Vacondio: adesso l’agroalimentare tiene, ma il futuro è incerto
Ivano Vacondio, Presidente Fedralimentare
“Se questa situazione di emergenza dovesse persistere, fra uno o due mesi potremmo correre il rischio di non importare quei prodotti che non produciamo abbastanza, come carne e latte e soprattutto cereali. Il nostro Paese importa quasi il 50% di grano tenero e duro che serve per fare il pane, la pasta, i biscotti, i dolci o i prodotti da forno“.
Con Ivano Vacondio, presidente di Federalimentare, facciamo il punto sullo stato attuale del settore e su come le imprese stanno vivendo questa grave emergenza.
Lanciato l’allarme per il futuro, Vacondio vuole però essere realista.
“Al momento non abbiamo problemi a rifornire la rete di vendita. Come Federalimentare lo abbiamo detto più volte. Ad oggi è tutto sotto controllo, supermercati e negozi di prodotti alimentari sono ben forniti, al punto che mi sento di dire che il food è il settore che sta tenendo in piedi questo Paese, oltre ovviamente ai presidi sanitari che sono fondamentali. Abbiamo scorte più che sufficienti che riguardano il 75% delle materie prime nazionali. Al momento nessuna delle nostre fabbriche è ferma, la produzione va avanti, cibi e alimenti sono regolarmente nei negozi“.
Il Presidente di Federalimentare poi fa i conti con quello che sta succedendo, soprattutto sul fronte della tenuta economica delle imprese:
“Il fattore Coronavirus sta ribaltando le previsioni di accelerazione nel 2020 trasformandolo rapidamente in un anno debole, anomalo e interlocutorio, per il momento difficile da decifrare. Lo scenario è a tinte fosche: la somma del fatturato delle industrie alimentari delle 4 regioni maggiormente coinvolte – Piemonte, Lombardia, Veneto ed Emilia Romagna – rappresenta i due terzi del fatturato di settore. È evidente che anche un leggero rallentamento delle attività in questo perimetro operativo si ripercuote in modo pesante a livello nazionale.
È da prevedere inoltre l’abbassamento significativo dei consumi alimentari interni 2020 dovuti al calo della ristorazione e del turismo: va ricordato che il fatturato complessivo della “spesa alimentare legata al turismo” è stimata in 30,5 miliardi.

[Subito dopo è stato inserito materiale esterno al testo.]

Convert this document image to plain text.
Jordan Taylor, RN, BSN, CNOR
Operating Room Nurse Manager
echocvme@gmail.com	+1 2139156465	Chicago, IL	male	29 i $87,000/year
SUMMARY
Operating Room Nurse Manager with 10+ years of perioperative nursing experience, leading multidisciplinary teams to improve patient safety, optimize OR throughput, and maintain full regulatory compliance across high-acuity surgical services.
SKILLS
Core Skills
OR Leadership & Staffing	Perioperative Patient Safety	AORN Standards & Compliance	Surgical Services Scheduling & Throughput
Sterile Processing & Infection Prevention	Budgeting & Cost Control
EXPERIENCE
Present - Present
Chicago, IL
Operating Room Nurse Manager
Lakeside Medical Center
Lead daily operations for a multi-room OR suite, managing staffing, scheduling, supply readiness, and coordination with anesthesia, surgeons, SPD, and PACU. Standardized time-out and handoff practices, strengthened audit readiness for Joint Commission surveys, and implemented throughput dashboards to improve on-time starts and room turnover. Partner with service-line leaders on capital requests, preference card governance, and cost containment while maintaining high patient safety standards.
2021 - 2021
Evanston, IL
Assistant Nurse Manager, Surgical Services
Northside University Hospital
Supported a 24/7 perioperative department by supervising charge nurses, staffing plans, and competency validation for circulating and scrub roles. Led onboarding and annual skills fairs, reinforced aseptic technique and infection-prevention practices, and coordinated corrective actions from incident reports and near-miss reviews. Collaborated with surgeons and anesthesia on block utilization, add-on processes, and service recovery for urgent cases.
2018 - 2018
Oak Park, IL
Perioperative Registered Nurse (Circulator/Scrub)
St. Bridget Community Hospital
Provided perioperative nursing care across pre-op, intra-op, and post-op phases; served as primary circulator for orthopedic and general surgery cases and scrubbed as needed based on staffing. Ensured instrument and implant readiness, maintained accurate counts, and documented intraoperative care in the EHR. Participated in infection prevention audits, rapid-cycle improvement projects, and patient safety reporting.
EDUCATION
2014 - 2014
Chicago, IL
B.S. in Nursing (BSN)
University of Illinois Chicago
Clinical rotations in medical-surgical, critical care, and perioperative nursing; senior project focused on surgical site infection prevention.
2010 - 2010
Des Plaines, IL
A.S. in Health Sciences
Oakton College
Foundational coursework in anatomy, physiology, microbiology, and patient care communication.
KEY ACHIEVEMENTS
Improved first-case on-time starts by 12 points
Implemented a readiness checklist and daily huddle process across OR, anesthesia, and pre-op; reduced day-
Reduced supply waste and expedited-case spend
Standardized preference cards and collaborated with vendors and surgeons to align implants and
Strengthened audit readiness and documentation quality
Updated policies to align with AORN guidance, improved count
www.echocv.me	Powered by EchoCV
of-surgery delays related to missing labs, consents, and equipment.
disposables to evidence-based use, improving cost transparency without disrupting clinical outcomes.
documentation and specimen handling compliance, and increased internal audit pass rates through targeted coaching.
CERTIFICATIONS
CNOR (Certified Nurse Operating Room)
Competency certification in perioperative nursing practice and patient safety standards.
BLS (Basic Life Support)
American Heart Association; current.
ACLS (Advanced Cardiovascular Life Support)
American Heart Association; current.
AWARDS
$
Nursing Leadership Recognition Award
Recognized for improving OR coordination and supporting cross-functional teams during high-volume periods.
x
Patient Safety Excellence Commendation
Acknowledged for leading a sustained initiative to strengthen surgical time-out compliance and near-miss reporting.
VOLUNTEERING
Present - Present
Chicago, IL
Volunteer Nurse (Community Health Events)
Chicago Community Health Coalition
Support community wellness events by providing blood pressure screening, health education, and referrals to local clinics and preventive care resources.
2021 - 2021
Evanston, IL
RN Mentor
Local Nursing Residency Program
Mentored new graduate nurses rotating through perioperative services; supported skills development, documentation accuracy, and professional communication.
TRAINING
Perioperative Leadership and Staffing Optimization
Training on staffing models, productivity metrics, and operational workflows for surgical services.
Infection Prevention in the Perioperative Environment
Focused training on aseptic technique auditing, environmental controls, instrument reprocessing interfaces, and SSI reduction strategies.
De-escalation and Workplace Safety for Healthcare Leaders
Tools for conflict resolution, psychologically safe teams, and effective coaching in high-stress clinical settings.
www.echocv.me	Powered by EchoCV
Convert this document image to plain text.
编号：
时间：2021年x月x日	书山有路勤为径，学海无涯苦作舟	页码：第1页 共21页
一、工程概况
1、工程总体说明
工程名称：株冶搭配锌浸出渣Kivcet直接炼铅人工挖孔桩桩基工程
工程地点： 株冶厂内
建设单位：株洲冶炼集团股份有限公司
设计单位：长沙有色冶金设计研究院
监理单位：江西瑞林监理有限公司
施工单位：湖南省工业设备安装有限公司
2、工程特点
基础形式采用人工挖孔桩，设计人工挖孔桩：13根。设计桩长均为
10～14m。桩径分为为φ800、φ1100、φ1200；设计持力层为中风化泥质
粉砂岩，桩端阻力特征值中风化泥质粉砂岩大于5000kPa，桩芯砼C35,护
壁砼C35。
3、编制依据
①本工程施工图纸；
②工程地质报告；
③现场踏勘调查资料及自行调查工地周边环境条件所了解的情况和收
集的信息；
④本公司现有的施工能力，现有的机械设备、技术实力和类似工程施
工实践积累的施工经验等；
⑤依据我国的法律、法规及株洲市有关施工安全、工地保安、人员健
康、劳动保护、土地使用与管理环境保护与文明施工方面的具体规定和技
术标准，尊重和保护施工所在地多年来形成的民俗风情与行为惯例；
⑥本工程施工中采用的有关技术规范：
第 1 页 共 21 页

Nello specifico, 18,5 miliardi sono legati alle spese alimentari del turismo interno (11 miliardi per ristorazione, bar e caffè, e 7 miliardi a spese agroalimentari), mentre 12 miliardi fanno riferimento al turismo proveniente dall’estero (7 miliardi per ristorazione, bar e caffè e 5 miliardi per spese agroalimentari). Stando così le cose possiamo attenderci una ripresa solo per l’ultima parte dell’anno in corso. Inoltre, se il PIL perderà, come sembra, 1 punto percentuale (ma potrebbe essere alla fine di più) ne potrà risentire anche la produzione alimentare. L’export di settore, nella migliore delle ipotesi, manterrà il segno “più”, ma con un tasso simbolico, di poco superiore la parità. Si può confidare, invece, in un forte rimbalzo (come avviene sempre, per effetto psicologico, dopo le grandi crisi) nel biennio successivo”.
Ci sono poi altri aspetti di carattere pratico che incidono sull’operatività delle imprese?
“Naturalmente, le aziende stanno fronteggiando difficoltà anche in tema di mobilità nazionale e internazionale con diffuse problematiche logistiche, ad esempio la difficoltà di circolazione dei dipendenti e persino delle merci: fondamentale diventa garantire il rispetto dei tempi di spedizione e di consegna per non provocare lo slittamento dei termini di pagamento. In più, la paura è che si possa ingenerare un calo di fiducia nel sistema del Made in Italy del tutto ingiustificato ma pericoloso perché metterebbe a dura prova l”unico elemento concreto di crescita per l”industria alimentare: l”export”.